I've been trying to come to terms with some very abusive things that have happened to me and formed a pattern through my life of abusive relationships, addiction, self-harm etc.
I've used these boards under different names and that has helped a lot. Still, there is a huge focus on identifying abuse and then not much after that other than, go to therapy.
I was wondering if people here could give me some ideas they gleaned from therapy? My DP has done this for me and tbh I found the advice much more useful when sort of filtered through his mind in a way.
I have been to therapy three times in my life and never really got all that far with it.
I'm also not keen to keep rehashing the worst experiences of my life with strangers for no reason.
I have a friend who suffered a horrible trauma and over the years of knowing him I have seen him relive and rehash this event so many times and it has not done him any good tbh. I totally get that burying it and never dealing with it would be bad too, obviously. But if you've been abused what advice can anyone, professional or not really give you?
For example, I am an alcoholic and self medicate with drinking.
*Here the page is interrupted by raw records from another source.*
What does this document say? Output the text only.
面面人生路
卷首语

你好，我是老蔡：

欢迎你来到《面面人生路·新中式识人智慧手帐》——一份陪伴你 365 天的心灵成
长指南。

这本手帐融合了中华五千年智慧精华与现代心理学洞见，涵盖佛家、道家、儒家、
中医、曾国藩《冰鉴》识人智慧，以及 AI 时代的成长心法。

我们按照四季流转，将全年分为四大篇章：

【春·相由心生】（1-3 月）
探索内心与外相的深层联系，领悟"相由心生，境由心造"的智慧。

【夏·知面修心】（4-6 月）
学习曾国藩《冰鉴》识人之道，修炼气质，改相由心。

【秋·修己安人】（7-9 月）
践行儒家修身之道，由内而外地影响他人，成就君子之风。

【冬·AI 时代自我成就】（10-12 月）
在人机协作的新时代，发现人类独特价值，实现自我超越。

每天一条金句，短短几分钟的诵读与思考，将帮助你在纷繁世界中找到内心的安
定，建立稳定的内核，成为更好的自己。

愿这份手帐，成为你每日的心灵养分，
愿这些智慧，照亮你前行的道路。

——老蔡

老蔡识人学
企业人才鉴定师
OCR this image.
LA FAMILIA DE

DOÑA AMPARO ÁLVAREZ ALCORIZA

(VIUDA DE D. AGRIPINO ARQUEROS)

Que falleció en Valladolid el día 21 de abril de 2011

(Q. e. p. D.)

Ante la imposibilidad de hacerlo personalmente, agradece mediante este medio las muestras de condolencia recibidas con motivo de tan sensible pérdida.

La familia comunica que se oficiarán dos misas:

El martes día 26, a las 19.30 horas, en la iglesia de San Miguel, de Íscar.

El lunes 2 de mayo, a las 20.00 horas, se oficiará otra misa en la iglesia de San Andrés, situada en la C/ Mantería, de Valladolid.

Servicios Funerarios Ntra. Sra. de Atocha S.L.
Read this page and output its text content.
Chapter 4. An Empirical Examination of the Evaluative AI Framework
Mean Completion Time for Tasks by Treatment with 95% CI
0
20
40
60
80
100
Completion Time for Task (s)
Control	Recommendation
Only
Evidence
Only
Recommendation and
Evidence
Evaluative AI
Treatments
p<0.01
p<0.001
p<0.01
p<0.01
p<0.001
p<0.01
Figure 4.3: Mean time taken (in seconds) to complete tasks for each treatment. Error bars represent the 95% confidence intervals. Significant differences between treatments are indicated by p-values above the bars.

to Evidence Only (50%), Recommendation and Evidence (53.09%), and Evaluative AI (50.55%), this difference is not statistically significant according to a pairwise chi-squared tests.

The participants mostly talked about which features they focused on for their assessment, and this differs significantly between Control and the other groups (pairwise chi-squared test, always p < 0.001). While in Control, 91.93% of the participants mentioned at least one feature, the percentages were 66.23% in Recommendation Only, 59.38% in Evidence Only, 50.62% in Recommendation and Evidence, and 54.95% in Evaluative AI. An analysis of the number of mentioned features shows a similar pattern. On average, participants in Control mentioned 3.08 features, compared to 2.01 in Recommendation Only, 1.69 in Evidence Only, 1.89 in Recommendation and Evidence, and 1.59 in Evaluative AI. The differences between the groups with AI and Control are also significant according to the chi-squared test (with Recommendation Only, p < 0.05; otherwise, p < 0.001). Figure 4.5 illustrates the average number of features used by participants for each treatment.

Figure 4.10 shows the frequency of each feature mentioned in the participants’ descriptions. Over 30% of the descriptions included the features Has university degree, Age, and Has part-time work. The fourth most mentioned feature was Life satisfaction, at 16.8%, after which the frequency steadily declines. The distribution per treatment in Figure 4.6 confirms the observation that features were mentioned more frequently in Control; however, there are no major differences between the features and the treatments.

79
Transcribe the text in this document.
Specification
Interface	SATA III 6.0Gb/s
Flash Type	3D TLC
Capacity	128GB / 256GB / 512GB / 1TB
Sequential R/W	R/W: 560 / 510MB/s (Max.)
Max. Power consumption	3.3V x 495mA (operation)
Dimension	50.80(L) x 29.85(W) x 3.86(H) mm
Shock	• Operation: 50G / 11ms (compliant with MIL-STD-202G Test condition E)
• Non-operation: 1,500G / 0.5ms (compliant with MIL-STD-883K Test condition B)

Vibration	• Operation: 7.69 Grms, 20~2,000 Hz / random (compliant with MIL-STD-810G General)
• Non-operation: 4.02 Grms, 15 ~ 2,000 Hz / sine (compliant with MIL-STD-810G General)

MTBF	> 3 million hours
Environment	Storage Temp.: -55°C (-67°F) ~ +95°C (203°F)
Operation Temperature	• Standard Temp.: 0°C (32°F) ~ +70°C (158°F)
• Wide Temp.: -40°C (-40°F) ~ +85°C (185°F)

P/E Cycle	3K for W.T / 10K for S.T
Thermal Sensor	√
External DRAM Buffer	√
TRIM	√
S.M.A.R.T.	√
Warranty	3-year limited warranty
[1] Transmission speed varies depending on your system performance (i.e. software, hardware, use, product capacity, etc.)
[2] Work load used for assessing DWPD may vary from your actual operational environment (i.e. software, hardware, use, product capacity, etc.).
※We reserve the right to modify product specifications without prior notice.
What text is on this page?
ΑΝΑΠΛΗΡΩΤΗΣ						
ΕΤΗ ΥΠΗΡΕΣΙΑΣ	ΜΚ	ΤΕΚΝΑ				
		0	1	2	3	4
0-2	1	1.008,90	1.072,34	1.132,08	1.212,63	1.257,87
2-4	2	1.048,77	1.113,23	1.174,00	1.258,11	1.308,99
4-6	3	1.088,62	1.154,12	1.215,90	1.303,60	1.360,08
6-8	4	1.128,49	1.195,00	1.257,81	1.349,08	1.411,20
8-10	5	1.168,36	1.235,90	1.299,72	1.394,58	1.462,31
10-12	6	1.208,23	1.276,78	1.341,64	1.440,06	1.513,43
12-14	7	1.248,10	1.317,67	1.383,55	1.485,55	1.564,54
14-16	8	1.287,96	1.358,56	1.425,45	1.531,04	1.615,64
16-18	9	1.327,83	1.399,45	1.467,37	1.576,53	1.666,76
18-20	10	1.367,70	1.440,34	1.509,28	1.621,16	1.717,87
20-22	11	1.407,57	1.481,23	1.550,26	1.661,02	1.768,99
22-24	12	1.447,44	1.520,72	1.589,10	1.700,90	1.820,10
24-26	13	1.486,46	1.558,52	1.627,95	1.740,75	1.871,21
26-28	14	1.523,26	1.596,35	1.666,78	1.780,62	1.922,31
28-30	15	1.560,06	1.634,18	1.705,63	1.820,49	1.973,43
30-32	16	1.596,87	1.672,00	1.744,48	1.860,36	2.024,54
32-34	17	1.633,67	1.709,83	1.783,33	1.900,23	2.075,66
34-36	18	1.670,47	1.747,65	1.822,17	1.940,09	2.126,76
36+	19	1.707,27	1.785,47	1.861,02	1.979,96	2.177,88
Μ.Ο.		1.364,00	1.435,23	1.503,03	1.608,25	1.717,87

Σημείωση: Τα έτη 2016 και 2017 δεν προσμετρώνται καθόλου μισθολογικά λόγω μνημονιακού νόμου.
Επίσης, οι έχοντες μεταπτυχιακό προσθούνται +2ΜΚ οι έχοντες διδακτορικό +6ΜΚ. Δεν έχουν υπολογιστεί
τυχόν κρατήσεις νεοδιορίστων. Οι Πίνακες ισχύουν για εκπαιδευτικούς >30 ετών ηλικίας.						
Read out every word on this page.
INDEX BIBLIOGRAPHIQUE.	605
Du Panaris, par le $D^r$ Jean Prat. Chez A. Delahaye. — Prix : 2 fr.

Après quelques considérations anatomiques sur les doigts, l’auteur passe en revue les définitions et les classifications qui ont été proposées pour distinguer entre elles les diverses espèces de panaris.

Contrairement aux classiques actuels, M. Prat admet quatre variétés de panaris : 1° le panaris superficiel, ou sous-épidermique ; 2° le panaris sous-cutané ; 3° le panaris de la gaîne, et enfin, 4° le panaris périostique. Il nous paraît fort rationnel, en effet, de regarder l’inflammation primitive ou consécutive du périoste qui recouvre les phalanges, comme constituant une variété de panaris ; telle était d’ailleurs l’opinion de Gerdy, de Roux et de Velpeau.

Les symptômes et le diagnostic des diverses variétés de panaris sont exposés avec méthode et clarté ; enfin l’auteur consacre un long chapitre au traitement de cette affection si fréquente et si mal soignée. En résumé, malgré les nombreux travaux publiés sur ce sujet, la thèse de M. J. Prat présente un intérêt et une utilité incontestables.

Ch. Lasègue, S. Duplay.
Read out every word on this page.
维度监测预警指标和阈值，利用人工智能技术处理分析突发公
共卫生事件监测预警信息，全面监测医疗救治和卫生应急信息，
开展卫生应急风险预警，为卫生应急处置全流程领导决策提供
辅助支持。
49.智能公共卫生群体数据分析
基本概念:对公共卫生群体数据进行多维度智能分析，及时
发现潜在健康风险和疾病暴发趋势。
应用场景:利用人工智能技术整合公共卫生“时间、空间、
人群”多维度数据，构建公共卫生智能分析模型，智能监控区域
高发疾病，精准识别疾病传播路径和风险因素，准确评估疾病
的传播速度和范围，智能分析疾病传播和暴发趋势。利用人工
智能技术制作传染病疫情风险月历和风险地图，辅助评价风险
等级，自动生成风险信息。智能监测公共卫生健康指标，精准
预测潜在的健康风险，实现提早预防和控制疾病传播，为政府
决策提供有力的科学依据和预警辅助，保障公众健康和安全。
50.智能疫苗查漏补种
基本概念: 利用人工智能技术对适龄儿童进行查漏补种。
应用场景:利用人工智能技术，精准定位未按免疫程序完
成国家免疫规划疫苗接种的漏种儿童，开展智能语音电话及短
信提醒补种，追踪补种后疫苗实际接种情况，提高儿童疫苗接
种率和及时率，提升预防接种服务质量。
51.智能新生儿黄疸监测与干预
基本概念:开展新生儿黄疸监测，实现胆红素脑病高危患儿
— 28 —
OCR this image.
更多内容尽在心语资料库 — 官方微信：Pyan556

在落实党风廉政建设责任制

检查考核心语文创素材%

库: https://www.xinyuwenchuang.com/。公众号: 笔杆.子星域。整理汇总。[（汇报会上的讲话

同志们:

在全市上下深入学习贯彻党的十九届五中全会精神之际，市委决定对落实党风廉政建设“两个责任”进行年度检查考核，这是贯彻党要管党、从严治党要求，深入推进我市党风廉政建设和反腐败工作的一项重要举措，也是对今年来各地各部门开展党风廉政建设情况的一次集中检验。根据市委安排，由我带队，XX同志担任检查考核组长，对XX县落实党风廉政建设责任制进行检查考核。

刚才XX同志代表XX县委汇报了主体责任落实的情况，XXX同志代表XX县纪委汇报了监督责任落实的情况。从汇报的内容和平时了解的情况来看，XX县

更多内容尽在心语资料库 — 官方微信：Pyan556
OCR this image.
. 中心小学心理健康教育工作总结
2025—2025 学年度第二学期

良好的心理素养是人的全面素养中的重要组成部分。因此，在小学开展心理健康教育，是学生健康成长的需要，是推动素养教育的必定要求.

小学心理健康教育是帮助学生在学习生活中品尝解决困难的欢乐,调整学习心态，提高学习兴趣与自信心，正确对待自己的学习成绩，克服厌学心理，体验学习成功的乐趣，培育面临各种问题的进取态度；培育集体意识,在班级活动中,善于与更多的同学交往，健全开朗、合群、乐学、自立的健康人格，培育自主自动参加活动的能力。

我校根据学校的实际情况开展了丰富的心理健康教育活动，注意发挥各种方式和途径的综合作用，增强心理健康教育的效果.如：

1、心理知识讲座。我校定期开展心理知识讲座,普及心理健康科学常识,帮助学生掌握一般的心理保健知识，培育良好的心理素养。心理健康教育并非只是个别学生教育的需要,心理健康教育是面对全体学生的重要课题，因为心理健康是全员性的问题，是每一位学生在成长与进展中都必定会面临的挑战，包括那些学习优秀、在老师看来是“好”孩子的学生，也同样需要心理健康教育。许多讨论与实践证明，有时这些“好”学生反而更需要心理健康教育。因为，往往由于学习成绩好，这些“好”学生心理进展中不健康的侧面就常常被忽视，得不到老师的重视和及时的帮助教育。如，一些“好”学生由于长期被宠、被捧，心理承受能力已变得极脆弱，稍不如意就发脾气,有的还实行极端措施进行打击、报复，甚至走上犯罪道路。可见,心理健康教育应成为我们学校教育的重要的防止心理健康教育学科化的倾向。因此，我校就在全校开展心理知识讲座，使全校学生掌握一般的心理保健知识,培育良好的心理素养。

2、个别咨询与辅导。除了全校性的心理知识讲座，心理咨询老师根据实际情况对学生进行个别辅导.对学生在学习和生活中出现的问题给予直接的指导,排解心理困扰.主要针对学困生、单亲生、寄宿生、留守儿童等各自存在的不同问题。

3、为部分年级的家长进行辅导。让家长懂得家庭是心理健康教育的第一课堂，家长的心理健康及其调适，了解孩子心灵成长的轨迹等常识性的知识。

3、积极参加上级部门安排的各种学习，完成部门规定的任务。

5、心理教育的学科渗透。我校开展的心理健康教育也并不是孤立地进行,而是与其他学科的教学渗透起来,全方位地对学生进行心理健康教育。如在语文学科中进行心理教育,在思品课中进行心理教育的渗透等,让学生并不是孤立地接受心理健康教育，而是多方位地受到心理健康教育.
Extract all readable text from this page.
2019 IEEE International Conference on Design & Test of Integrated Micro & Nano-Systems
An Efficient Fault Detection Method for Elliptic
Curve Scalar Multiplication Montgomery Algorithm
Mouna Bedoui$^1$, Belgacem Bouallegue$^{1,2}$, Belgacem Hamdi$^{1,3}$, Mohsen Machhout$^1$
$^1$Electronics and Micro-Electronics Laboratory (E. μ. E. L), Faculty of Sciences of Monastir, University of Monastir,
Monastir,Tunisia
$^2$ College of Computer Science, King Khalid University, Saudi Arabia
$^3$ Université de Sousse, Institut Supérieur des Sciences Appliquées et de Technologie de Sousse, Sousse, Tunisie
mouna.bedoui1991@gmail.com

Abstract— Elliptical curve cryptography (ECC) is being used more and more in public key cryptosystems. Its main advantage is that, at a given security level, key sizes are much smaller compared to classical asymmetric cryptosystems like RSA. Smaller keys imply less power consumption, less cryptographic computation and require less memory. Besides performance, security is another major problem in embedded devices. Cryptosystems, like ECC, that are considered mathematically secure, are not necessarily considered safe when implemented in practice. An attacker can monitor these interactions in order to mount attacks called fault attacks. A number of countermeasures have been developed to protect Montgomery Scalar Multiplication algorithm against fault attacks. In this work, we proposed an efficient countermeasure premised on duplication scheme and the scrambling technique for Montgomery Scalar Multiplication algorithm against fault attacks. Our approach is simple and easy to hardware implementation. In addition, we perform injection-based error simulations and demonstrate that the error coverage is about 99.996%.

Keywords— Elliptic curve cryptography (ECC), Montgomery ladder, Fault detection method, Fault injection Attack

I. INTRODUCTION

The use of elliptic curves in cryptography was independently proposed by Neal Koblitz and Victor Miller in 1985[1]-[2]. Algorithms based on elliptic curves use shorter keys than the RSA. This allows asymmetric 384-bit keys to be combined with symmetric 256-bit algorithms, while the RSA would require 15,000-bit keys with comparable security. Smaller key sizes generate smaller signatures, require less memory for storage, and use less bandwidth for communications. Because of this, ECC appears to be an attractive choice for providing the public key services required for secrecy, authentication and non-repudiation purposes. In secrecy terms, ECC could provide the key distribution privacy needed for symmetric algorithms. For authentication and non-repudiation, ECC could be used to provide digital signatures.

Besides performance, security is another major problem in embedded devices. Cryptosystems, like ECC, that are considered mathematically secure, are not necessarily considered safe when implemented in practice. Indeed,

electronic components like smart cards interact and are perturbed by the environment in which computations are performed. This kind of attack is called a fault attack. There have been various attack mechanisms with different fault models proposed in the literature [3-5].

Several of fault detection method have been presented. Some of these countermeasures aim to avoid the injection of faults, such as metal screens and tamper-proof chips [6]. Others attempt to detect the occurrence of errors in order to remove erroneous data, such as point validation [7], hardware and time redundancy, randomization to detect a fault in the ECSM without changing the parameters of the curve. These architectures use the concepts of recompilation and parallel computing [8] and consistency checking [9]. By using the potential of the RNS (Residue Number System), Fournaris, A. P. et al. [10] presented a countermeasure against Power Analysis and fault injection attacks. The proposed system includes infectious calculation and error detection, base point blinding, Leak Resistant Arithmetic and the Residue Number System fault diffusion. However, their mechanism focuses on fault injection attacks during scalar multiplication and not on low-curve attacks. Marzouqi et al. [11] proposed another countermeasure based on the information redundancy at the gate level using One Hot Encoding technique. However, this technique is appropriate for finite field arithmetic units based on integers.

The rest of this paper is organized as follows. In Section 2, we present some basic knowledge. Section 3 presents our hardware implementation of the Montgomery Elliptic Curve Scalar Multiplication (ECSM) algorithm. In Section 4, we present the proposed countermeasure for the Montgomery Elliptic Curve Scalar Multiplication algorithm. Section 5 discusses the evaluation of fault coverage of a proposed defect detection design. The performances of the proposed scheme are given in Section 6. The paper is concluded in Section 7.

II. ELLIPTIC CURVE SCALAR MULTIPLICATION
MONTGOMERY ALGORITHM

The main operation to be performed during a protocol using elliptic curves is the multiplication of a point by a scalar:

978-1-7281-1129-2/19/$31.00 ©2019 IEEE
So clearly digging out that psychological illness and no longer needing to medicate it would be an aim. But...is that actually going to happen? How will it happen?
I know people say "shop around and give it time with each person". I am just wary of the emotional and financial impact of going through all that potentially over and over again. I am not doing very well really and although I need to take some action I don;t want to embark on something that's sort of doomed before I start.